3.1 Het gaat in deze zaak, voorzover in cassatie van belang, om het volgende.
(i) [Eiseres] is eigenares geweest van het bedrijfshallencomplex aan de [a-straat] nummer [1] tot en met [25] (oneven nummers) te [vestigingsplaats]. Het grootste gedeelte van deze hallen werd door [eiseres] verhuurd aan NOB.
(ii) Bij koopovereenkomst van 14 februari 2001 heeft [eiseres] de bedrijfshallen met de nummers [13] tot en met [21] verkocht aan NOB. Art. 12 van de koopovereenkomst houdt in:
"Naast het verkochte wordt een ontwikkeling gerealiseerd, op grond waarvan er nog een uitbreiding kan plaatsvinden, die een grootte zal hebben van ten minst 6.500 m2 en ten hoogste 7.500 m2. Koper zal zich inspannen voor een uitbreiding met een in overleg vast te stellen metrage onder de voorwaarde dat de bevoegde (lagere) overheid medewerking verleent aan de uitbreiding en de uitbreiding resulteert in een goed bruikbaar project. Voor deze uitbreiding zal koper een bouwvergunning aanvragen, op zodanige wijze dat het perceel zoveel mogelijk maximaal bebouwd zal worden, (...).
Indien en zodra bedoelde bouwvergunning onherroepelijk is, verkoopt verkoper aan koper, die van verkoper koopt: het perceel grond, gelegen direct naast de bedrijfshallen, genummerd [15] en [17], op welke grond de nieuwbouw gerealiseerd zal worden. (...)"
(iii) Bij dagvaarding van 12 februari 2002 heeft [eiseres] tegen NOB een bodemprocedure aanhangig gemaakt en daarin, kort gezegd, gevorderd NOB te veroordelen tot nakoming van de uit art. 12 voortvloeiende verplichtingen, waaronder de verplichting tot het afnemen in juridische eigendom van de in dat artikel bedoelde strook bouwgrond.
(iv) Medio december 2002 heeft NOB, uitvoering gevend aan een vonnis van de voorzieningenrechter van 12 december 2002, een bouwvergunning aangevraagd. De bouwvergunning is verleend en op 11 april 2003 onherroepelijk geworden.

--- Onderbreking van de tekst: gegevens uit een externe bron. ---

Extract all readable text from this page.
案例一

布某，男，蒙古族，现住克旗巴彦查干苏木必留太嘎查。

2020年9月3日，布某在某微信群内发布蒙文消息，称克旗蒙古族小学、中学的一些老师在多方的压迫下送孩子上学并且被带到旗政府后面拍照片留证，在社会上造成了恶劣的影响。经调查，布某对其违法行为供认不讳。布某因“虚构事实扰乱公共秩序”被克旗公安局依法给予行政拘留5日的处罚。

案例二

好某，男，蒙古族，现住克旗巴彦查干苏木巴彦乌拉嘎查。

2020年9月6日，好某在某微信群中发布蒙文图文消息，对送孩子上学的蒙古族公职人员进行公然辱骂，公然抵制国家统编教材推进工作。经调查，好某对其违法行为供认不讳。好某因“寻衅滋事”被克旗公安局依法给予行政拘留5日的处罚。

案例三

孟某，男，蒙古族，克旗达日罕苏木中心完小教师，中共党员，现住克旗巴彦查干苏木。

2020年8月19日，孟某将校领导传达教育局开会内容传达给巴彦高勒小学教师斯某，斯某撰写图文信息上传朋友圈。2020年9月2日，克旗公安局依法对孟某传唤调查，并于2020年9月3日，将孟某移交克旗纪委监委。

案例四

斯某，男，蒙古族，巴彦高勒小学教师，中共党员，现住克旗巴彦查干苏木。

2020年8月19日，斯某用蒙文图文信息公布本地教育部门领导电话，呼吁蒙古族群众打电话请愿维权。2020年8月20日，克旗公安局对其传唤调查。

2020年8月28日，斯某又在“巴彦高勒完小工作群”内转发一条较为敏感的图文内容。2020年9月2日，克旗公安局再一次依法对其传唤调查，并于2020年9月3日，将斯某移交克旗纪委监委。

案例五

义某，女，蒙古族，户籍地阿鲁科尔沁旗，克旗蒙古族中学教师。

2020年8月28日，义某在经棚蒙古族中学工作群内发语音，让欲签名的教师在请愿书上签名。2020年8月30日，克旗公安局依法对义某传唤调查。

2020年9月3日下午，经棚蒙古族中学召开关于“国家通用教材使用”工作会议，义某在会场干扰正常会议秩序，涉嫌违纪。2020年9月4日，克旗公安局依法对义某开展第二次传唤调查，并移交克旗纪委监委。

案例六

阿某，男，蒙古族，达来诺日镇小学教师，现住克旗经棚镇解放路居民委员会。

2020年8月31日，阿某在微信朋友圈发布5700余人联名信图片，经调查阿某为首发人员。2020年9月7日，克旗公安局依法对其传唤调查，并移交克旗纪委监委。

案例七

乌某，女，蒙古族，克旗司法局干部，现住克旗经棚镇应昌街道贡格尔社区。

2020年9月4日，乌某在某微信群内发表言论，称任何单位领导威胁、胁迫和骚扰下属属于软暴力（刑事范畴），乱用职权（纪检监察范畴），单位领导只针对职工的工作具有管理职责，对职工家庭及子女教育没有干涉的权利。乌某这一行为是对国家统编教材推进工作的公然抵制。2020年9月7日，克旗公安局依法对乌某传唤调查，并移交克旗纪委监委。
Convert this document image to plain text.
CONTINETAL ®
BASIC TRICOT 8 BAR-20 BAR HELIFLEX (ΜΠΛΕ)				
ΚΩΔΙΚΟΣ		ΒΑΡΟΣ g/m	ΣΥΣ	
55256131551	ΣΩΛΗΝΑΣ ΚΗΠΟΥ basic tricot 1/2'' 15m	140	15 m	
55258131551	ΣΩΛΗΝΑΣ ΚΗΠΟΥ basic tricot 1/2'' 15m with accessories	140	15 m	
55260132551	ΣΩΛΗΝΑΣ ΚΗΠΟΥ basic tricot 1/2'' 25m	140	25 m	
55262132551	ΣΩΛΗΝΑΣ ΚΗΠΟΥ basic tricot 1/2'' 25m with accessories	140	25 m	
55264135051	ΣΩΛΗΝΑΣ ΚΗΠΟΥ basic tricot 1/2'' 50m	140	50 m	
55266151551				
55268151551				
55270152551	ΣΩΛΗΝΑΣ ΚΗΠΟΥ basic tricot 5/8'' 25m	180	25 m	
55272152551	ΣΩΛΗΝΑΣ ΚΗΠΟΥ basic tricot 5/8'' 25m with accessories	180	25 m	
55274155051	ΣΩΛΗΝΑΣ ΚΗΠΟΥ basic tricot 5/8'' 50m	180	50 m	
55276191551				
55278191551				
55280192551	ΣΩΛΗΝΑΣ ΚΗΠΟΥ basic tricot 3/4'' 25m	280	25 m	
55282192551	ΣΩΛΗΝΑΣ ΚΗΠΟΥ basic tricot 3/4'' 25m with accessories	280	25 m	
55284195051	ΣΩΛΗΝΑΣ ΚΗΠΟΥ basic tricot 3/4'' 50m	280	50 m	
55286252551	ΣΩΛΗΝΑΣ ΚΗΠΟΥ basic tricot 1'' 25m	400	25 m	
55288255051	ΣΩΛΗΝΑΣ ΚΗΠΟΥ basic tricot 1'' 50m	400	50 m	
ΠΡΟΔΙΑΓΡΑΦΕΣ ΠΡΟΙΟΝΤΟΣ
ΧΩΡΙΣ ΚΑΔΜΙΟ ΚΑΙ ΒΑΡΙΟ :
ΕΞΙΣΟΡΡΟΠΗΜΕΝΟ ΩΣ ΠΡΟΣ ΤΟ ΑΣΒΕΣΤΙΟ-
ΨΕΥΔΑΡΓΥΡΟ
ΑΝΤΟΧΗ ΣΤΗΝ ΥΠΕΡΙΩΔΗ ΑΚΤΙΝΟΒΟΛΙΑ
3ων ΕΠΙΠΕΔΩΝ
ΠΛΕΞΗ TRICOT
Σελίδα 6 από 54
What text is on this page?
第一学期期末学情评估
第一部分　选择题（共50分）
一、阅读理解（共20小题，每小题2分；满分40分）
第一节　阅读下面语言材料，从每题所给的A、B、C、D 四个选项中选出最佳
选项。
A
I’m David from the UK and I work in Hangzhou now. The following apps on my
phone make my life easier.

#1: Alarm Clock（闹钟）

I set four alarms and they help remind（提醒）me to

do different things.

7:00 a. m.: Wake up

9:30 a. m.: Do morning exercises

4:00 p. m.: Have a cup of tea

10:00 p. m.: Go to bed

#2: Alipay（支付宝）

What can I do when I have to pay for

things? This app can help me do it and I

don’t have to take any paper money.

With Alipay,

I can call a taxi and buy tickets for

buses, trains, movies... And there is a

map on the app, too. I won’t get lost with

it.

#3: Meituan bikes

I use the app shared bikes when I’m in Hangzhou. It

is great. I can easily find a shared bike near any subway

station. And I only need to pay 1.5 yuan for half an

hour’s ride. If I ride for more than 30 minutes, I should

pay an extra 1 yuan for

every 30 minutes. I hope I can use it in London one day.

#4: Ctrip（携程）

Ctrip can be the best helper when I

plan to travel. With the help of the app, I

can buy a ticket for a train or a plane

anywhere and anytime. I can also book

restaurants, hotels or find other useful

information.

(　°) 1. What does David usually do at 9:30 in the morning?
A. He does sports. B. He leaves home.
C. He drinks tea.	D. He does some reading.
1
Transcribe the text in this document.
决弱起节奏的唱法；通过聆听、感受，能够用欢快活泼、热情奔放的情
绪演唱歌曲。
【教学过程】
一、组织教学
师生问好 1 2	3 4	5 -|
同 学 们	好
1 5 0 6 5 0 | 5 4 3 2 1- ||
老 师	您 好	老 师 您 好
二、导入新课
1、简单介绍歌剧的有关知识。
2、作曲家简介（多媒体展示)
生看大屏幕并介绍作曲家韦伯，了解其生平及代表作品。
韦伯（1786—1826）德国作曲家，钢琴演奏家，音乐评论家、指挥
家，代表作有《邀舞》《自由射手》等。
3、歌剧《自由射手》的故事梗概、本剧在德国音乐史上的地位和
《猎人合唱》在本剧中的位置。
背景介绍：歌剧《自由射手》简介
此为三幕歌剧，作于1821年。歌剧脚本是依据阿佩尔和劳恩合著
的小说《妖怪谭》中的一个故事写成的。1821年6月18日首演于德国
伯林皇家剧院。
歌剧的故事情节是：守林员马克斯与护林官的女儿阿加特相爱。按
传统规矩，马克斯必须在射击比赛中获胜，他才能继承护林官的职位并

(v) Bij dagvaarding van 16 juni 2003 heeft [eiseres] in kort geding de hiervoor onder 1 vermelde vordering ingesteld, kort gezegd strekkende tot veroordeling van NOB om de in art. 12 bedoelde koopovereenkomst na te komen tegen betaling van de koopsom van € 3.312.140,22. De voorzieningenrechter heeft deze vordering bij vonnis van 17 juli 2003 toegewezen, waarna op 23 september 2003 de levering van de strook bouwgrond heeft plaatsgevonden.
(vi) In het op 14 augustus 2003 tegen laatstgenoemd vonnis ingestelde hoger beroep heeft NOB bij memorie van grieven, overeenkomstig het appelexploot, geconcludeerd dat het hof dat vonnis zal vernietigen en, opnieuw rechtdoende, de vorderingen van [eiseres] alsnog zal afwijzen. Ter gelegenheid van de terechtzitting van het hof van 3 december 2003, waar partijen de zaak hebben bepleit, heeft NOB bij "akte houdende vermeerdering van eis" haar petitum in die zin aangevuld dat zij tevens vordert [eiseres] te veroordelen aan haar de koopsom terug te betalen, te vermeerderen met de wettelijke rente. [Eiseres] heeft zich tegen de eisvermeerdering verzet.
(vii) Tijdens de hiervoor genoemde terechtzitting hebben de advocaten van beide partijen medegedeeld dat de uitspraak in de bodemprocedure was aangehouden tot 24 december 2003. De voorzitter heeft daarop medegedeeld dat arrest zou worden gewezen op de rolzitting van 8 januari 2004 en heeft partijen gevraagd om, indien in de bodemprocedure vóór die datum uitspraak zou worden gedaan, het vonnis aan het hof toe te zenden. Partijen zijn hiermee akkoord gegaan.
(viii) Op de dag van voormelde terechtzitting, 3 december 2003, heeft de rechtbank in de bodemprocedure, zonder dat partijen dit wisten, bij vervroeging vonnis gewezen. Daarbij heeft de rechtbank, kort gezegd, de vorderingen van [eiseres] afgewezen. NOB heeft een afschrift van dat vonnis aan het hof toegezonden.